Air-Cargo Safety Still at Risk

Air-Cargo Flights Should Follow Same Safety Standard as Passenger Flights

Lower safety and security standards for air-cargo threatens public safety

The latest: Airlines that fly only cargo use the same types of aircraft, take off from the same airports, use the same airspace, fly over the same cities, and pose many of the same risks to public safety as passenger aircraft. But these “all-cargo” flights aren’t required to follow the same safety and security regulations as commercial airlines.

The issue: Federal regulations governing cargo air operations establish a lower safety and security standard for all-cargo flights:

  • No intrusion-resistant cockpit doors (IRCD)
  • Weaker security screening for non-flight crew members.
  • Lower standards for pilot fatigue and rest.

What’s needed: Legislation to establish safety and security standard for “all-cargo” flights at the same level as passenger aircraft.

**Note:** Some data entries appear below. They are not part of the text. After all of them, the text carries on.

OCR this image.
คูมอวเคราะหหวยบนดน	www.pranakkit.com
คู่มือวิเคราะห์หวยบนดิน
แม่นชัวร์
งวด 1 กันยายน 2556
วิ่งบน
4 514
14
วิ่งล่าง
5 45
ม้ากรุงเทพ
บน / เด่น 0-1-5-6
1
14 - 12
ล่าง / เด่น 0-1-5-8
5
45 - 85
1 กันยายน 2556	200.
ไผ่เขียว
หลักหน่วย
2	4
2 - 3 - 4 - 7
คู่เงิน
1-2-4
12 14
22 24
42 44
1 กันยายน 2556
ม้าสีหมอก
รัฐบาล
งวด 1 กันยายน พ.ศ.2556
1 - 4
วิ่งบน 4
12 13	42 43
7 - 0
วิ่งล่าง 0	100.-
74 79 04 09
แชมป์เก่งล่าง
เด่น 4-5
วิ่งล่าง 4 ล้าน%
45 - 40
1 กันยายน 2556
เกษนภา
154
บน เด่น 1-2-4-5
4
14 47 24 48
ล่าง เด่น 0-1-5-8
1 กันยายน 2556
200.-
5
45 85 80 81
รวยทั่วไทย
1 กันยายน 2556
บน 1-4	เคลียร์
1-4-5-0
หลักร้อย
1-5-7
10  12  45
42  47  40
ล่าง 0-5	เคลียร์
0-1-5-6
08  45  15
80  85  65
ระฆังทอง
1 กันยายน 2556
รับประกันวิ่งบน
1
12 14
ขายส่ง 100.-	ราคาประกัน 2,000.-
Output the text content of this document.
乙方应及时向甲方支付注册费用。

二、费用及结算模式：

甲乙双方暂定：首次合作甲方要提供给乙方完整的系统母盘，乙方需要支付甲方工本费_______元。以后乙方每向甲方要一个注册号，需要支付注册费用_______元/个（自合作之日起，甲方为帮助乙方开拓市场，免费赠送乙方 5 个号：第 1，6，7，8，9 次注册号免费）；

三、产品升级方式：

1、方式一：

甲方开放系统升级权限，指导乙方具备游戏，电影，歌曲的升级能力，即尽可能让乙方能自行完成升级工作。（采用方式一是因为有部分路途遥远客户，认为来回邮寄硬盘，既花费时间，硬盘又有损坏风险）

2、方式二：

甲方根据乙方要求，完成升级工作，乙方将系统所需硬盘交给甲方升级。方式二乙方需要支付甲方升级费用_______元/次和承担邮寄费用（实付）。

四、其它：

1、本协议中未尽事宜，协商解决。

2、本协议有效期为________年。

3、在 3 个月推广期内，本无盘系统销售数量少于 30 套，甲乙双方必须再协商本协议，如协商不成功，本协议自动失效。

Dive deeper: Here are three major vulnerabilities from less stringent air-cargo safety and security standards:

  1. Crews are unprotected while in flight. Without intrusion-resistant cockpit doors (IRCD), an air-cargo flight crew is not secure. After 9/11, hardened flight deck doors were mandated on passenger airliners. But most all-cargo aircraft were exempted and many lack any level of flight deck doors.
  2. Air-cargo crews are allowed to fly while fatigued. When the FAA addressed pilot fatigue in 2011, the new rules only applied to passenger operations — all-cargo operations were exempt. This creates a safety hazard in the air and for those on the ground. As one former NTSB official has observed, "a tired pilot is a tired pilot, whether there are 10 paying customers on board or 100, whether the payload is passengers or pallets.”
  3. Insufficient background checks for air-cargo passengers. Even though air-cargo passengers are seated directly behind the pilots, and have access to the flight deck, they do not receive the same level of security screening as flight crew members. Air-cargo flights do carry passengers, during the transportation of large animals, which require handlers who carry lethal tranquilizers.

Essential legislation: The Cargo Flight Deck Security Act of 2021 would address one of these lapses, greatly enhancing the safety and security of all-cargo flights. It requires:

  • Installation of hardened flight deck doors on aircraft used in all-cargo operations that separate pilots and passengers.

The bottom line: “For far too long, there has been two standards when it comes to air safety and security,” said Capt. Joe DePete, ALPA president. “This bill will apply similar security protocols to both cargo and passenger flights, offering protection to pilots, cargo, and citizens in communities on the ground and flying in our shared airspace.”